Solness me s’isole pas de son milieu ; sa sentimentalité se greffe sur celle de son groupe ; son effort d’intrépidité est suscité par un sentiment supérieur de sociabilité, par le dévouement à un haut idéal (Hilde symbolise pour lui la jeunesse, le renouveau, l’avenir). Chez Ibsen comme chez Nietzsche, l’amour du risque, l’effort d’intrépidité déployé par l’individu est mis au service d’une idée sociale.

Mais l’individualisme aristocratique traverse, chez presque tous ses représentants, deux stades successifs : l’un de confiance optimiste et de généreuse ardeur ; l’autre de désabusement et de découragement.

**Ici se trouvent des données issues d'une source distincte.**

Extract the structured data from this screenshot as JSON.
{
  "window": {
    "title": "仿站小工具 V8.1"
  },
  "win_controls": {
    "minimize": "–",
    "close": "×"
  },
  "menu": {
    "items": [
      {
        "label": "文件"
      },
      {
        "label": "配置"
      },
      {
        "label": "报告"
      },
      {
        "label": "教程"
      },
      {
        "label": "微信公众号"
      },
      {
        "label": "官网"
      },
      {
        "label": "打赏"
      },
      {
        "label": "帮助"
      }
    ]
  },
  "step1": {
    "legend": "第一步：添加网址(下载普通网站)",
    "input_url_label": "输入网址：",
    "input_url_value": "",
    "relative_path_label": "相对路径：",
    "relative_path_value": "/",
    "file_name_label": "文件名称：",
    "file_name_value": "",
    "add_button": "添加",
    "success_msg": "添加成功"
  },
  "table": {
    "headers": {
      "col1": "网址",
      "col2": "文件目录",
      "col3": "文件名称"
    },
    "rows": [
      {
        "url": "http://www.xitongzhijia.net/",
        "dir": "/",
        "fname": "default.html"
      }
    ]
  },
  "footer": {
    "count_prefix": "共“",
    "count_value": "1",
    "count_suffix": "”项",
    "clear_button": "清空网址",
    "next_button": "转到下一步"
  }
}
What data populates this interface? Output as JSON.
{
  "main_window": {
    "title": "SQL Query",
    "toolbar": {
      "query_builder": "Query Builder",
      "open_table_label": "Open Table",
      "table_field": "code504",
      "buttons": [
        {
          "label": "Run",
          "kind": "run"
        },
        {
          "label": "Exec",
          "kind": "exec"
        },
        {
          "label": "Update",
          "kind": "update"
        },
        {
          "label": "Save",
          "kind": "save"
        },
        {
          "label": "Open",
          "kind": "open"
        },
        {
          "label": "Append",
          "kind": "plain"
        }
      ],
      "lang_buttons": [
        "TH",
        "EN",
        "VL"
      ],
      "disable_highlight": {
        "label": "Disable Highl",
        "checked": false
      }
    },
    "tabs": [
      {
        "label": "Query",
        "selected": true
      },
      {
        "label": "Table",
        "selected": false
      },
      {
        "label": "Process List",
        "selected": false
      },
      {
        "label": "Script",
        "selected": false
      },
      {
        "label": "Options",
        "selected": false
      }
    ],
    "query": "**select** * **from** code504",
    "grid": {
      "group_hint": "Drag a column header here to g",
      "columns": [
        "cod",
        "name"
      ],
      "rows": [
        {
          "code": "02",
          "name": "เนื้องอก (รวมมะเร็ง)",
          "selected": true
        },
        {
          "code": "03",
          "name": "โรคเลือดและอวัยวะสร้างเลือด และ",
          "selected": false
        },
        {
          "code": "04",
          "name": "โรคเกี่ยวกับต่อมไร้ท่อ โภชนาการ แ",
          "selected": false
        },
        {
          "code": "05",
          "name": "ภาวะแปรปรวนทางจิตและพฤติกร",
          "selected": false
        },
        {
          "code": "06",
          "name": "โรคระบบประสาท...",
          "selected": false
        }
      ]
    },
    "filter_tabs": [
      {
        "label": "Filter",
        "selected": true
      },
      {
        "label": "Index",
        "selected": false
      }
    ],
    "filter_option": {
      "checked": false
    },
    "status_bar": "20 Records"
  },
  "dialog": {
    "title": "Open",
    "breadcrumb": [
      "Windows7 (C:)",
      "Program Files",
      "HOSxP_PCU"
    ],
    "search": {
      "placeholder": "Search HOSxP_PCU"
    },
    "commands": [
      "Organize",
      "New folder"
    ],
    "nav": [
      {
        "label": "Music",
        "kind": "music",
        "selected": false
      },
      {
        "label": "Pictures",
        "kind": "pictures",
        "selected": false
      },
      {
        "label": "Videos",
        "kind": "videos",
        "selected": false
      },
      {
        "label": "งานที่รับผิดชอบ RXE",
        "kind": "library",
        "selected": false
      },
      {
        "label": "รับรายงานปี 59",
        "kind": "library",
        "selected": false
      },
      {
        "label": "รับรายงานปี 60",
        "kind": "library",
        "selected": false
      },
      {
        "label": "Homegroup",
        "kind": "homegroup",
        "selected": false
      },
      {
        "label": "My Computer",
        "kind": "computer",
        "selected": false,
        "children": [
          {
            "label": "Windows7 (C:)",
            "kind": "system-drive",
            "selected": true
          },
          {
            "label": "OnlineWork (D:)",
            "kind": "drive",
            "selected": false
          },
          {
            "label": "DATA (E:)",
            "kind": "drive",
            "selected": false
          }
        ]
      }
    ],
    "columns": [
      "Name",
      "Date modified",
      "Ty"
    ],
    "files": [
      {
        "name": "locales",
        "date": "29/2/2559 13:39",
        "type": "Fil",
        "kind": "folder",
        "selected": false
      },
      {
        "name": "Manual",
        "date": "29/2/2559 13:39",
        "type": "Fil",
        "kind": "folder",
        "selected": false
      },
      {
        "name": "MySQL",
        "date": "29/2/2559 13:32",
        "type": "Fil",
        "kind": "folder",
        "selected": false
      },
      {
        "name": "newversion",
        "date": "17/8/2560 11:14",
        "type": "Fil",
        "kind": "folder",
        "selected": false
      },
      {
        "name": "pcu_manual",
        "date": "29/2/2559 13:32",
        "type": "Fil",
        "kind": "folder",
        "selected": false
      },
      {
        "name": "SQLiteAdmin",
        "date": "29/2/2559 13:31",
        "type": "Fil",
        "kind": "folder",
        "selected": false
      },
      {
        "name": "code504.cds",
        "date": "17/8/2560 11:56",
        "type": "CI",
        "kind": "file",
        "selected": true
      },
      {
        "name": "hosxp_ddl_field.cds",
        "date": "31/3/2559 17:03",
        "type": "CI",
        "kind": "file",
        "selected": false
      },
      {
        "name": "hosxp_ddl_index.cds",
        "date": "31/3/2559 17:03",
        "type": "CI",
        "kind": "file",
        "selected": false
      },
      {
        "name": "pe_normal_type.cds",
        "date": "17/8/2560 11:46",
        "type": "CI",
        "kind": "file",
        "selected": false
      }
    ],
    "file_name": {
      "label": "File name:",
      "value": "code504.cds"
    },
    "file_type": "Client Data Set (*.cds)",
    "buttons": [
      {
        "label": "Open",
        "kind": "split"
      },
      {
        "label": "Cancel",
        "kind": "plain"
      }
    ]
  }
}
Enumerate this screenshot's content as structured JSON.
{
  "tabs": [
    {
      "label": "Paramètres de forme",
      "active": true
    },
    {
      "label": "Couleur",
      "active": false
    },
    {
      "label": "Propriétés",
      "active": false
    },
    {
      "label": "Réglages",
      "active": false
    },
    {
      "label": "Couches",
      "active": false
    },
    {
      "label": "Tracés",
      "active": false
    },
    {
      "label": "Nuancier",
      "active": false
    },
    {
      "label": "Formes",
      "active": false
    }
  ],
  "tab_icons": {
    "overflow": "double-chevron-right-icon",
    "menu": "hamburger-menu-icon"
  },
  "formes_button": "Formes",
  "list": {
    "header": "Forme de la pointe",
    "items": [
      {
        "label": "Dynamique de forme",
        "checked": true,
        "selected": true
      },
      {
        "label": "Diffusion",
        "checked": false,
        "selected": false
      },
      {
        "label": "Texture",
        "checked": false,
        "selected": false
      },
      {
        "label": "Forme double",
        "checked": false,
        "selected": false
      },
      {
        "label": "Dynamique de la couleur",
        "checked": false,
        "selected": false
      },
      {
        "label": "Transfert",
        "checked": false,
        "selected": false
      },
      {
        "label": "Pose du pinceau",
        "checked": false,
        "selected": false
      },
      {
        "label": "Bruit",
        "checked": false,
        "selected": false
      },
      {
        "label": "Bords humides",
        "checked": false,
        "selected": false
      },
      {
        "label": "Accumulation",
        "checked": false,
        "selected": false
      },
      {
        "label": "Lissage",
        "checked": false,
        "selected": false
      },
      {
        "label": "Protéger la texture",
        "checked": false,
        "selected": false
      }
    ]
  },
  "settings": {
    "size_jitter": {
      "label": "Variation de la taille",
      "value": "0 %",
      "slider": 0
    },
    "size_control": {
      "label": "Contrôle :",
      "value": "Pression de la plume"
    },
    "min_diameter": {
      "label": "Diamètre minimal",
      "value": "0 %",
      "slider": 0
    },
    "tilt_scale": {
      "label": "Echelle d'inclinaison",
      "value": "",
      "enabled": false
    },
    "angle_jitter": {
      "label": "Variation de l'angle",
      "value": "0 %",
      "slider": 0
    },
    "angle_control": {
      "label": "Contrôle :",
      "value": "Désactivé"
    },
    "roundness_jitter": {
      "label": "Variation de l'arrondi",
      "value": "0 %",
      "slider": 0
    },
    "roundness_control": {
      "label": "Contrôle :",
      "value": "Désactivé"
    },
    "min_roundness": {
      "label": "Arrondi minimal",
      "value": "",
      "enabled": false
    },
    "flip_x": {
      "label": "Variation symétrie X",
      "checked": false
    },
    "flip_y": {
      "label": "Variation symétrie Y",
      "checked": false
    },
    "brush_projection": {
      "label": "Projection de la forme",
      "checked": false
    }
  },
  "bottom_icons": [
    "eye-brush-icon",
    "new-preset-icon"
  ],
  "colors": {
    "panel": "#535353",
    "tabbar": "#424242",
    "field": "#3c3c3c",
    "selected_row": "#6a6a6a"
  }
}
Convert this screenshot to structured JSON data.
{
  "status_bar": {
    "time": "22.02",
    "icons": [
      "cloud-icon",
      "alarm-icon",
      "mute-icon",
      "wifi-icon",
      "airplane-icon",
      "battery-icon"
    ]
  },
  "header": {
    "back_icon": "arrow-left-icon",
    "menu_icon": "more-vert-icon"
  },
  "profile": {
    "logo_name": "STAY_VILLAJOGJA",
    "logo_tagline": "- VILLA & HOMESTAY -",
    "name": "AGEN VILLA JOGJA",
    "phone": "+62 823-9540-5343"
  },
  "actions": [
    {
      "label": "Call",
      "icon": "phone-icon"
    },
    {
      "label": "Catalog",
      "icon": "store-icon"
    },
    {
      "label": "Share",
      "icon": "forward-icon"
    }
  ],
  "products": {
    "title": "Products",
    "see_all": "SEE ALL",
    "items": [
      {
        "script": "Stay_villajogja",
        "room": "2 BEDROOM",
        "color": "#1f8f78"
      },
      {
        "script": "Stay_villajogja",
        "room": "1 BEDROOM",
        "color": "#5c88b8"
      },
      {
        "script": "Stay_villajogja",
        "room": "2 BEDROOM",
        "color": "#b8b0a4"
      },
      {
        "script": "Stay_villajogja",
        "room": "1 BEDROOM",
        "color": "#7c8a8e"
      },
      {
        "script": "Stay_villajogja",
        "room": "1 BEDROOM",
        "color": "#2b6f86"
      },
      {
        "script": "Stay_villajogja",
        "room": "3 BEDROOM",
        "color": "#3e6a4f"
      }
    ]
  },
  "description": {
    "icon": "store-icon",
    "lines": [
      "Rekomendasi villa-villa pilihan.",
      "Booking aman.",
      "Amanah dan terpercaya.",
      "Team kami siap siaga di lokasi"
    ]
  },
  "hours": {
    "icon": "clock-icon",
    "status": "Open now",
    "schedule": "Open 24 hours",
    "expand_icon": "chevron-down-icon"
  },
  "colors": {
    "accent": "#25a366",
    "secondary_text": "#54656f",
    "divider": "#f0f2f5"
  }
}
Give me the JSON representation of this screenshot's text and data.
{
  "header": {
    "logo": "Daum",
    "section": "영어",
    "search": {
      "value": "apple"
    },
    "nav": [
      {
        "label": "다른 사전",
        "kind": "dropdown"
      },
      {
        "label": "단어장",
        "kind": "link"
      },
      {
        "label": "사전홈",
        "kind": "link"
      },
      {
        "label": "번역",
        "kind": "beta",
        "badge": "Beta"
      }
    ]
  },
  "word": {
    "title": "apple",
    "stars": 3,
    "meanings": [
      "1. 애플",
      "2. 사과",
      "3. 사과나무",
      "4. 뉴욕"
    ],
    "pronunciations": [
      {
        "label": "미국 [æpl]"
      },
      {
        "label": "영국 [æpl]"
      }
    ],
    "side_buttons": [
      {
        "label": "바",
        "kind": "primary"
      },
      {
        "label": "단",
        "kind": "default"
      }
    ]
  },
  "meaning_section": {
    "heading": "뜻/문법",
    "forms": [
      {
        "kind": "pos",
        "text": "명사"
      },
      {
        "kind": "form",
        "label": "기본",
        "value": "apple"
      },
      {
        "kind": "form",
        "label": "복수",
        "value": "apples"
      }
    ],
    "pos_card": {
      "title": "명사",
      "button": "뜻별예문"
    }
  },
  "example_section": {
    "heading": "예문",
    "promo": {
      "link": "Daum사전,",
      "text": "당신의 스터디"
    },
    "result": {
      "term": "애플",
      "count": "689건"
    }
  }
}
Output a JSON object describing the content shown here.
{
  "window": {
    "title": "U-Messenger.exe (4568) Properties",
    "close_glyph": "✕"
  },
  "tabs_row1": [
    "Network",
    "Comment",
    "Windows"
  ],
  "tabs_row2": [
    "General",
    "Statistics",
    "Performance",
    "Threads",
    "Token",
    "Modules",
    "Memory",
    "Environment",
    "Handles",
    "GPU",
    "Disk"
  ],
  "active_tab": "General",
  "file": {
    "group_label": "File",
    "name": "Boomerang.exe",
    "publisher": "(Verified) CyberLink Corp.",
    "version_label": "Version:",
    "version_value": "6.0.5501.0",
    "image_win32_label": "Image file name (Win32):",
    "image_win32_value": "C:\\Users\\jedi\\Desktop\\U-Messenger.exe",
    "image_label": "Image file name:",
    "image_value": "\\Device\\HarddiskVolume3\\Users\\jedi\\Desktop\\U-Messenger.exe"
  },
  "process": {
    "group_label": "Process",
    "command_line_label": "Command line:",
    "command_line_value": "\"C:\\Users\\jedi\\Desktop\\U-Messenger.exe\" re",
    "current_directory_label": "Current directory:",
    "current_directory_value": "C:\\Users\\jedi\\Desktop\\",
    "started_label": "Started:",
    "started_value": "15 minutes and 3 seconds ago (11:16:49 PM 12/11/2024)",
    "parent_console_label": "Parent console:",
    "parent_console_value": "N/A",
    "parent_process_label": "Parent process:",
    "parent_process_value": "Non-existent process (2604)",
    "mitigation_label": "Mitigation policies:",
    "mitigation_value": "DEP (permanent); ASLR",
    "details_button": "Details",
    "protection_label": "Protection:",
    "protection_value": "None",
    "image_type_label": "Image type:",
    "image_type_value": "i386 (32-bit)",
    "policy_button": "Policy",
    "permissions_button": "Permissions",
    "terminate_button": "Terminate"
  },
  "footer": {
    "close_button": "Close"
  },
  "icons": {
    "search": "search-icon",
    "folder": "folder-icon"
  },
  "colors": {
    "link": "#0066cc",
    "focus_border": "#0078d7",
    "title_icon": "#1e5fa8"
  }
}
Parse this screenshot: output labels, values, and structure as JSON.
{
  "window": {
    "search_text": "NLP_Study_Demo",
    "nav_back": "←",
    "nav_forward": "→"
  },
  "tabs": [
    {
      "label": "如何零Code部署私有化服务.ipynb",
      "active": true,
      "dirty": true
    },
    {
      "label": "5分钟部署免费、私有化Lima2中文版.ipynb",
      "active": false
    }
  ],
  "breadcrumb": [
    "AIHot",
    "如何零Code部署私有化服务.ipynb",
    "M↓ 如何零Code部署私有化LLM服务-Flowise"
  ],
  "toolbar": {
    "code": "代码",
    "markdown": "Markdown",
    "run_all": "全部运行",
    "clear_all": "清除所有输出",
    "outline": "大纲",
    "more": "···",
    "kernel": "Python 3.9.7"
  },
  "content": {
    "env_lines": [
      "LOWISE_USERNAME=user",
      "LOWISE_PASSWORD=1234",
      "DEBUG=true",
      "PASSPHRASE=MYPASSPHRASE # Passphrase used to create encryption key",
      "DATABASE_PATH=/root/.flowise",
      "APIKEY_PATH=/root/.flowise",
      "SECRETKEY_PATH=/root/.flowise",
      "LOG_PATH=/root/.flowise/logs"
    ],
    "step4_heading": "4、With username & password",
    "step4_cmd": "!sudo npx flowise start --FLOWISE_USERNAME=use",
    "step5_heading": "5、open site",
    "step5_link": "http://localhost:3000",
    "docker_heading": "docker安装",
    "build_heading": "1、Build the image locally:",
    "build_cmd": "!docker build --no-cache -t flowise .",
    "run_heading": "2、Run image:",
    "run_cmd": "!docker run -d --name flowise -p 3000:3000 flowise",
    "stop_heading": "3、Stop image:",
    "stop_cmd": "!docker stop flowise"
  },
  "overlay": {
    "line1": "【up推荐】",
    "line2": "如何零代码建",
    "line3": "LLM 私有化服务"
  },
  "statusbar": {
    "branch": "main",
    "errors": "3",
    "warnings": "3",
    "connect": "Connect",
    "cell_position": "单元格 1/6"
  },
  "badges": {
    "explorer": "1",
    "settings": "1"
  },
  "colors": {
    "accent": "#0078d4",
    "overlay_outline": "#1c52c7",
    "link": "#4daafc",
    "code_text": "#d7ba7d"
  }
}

L’individualisme de la première période est au fond un altruisme supérieur, confiant dans sa propre réalisation. L’individualisme de la seconde période est ce même altruisme méconnu, déçu et désabusé. Ce passage du premier moment au second est l’histoire de presque tous les hommes qui ont apporté au monde des désirs généreux, de nobles desseins et de vastes espoirs. C’est l’histoire d’un Vigny, d’un Gobineau. C’eût été peut-être celle d’un Nietzsche, si Nietzsche n’était mort trop tôt pour être parvenu encore au second moment de l’individualisme aristocratique.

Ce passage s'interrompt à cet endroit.